Arterioscler Thromb. 1991 Mar-Apr;11(2):290-7.

Genetic and environmental factors affecting the incidence of coronary artery disease in heterozygous familial hypercholesterolemia. (pdf)

Hill JS, Hayden MR, Frohlich J, Pritchard PH.
Department of Pathology, University of British Columbia, Vancouver, Canada.

This study explores the influence of selected genetic and environmental factors on the clinical expression of heterozygous familial hypercholesterolemia (FH). A detailed examination of the physical and biochemical features of FH was performed in a large cohort of 208 females and 156 males. Females with FH had higher levels of total, low density lipoprotein (LDL), and high density lipoprotein (HDL) cholesterol when compared with males, although the concentration of HDL cholesterol was significantly lower for both sexes when compared with normals. The reported incidence of coronary artery disease (CAD) was 31% for men and 13% for women, which was lower when compared with figures from previous studies. The average age of onset of coronary symptoms was delayed in females, with a mean age of 55 years compared with 48 years for males (p less than 0.05). A greater risk of developing CAD in men was associated with lower levels of HDL cholesterol and a history of smoking. In women, however, CAD was associated with elevated triglycerides and the presence of hypertension. The frequencies of the epsilon 2, epsilon 3, and epsilon 4 alleles of apolipoprotein E in 125 unrelated FH subjects did not differ significantly from the normal population. In addition, there was no apparent relation between apo E4 and the concentration of any of the parameters in the plasma lipid profile; however, the presence of the E2 isoform was associated with significantly elevated triglycerides in both sexes. This study has allowed us to identify those factors, which, in addition to total cholesterol levels, are associated with the development of premature coronary atherosclerosis in heterozygous FH.

 

Atherosclerosis. 1982 Aug;44(2):201-10.

Coronary artery disease in heterozygous familial hypercholesterolemia.

Hirobe K, Matsuzawa Y, Ishikawa K, Tarui S, Yamamoto A, Nambu S, Fujimoto K.
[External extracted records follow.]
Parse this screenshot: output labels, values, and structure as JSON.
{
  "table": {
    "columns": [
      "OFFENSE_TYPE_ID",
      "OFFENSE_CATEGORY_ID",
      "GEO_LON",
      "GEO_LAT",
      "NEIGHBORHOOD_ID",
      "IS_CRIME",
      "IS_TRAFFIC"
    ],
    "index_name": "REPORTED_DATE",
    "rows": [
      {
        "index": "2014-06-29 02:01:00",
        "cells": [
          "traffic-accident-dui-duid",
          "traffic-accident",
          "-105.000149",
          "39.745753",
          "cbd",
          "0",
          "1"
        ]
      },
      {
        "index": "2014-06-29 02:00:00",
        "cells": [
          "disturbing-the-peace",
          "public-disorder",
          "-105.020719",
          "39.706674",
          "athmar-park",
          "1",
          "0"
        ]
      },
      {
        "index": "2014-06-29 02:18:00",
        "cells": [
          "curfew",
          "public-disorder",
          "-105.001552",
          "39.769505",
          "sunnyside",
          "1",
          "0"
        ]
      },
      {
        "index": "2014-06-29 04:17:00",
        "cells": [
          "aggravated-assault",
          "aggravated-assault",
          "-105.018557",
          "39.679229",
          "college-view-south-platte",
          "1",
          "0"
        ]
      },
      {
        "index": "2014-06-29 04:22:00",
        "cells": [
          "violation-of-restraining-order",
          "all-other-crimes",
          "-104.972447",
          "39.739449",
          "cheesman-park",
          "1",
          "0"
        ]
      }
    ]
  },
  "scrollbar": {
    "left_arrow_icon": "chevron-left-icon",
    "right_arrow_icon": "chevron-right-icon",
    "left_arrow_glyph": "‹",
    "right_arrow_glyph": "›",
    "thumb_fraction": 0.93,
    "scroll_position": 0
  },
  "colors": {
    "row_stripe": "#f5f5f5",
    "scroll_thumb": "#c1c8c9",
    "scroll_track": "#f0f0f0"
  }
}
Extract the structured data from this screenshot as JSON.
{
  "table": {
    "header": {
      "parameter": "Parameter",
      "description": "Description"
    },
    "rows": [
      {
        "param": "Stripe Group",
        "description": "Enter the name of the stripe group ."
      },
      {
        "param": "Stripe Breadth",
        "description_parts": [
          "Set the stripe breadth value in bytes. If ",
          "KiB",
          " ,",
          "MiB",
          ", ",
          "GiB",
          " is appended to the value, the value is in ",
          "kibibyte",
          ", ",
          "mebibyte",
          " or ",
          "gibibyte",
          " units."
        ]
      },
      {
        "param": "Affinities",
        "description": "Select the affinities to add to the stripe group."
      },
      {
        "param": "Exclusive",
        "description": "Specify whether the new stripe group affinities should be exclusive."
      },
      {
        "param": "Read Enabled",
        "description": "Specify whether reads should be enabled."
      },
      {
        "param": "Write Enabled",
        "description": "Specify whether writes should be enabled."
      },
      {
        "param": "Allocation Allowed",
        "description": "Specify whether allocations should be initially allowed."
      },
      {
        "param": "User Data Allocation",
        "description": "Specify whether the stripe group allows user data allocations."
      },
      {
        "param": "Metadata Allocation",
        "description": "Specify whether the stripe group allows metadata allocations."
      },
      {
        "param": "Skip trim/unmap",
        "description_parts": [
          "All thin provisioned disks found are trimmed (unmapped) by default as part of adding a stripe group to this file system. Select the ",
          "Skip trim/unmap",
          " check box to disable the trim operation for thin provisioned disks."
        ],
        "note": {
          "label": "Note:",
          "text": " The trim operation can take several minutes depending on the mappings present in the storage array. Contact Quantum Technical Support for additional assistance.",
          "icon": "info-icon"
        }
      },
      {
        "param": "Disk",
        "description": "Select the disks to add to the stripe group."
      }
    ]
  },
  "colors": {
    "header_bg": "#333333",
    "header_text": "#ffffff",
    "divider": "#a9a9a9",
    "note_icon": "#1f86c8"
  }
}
Serum lipids, lipoproteins and Achilles tendon thickness in 52 patients with heterozygous familial hypercholesterolemia (FH) were investigated in order to clarify what are the important factors for the development of coronary artery disease (CAD) in heterozygous FH patients. There were no significant differences in the average concentration of total cholesterol and triglyceride between the patients with and those without CAD. The HDL cholesterol (HDL-C) level was significantly lower in patients with CAD than in those without, and the HDL-C value was within the normal range in most of the patients with heterozygous FH, if not associated with CAD. Although most of the males aged over 50 years had CAD and a decreased level of HDL-C, many of the aged females were without signs of CAD. The HDL-C value of heterozygous FH patients with CAD was significantly lower compared with the age-matched group without CAD. The Achilles tendon was thicker in patients with CAD than in those without CAD, both for males and females, although it was less closely correlated with the incidence of CAD than HDL-C or the atherogenic index. A forecast concerning the development of CAD in heterozygous FH may be possible if we consider multiple parameters, such as HDL-C, atherogenic index, Achilles tendon thickness, etc.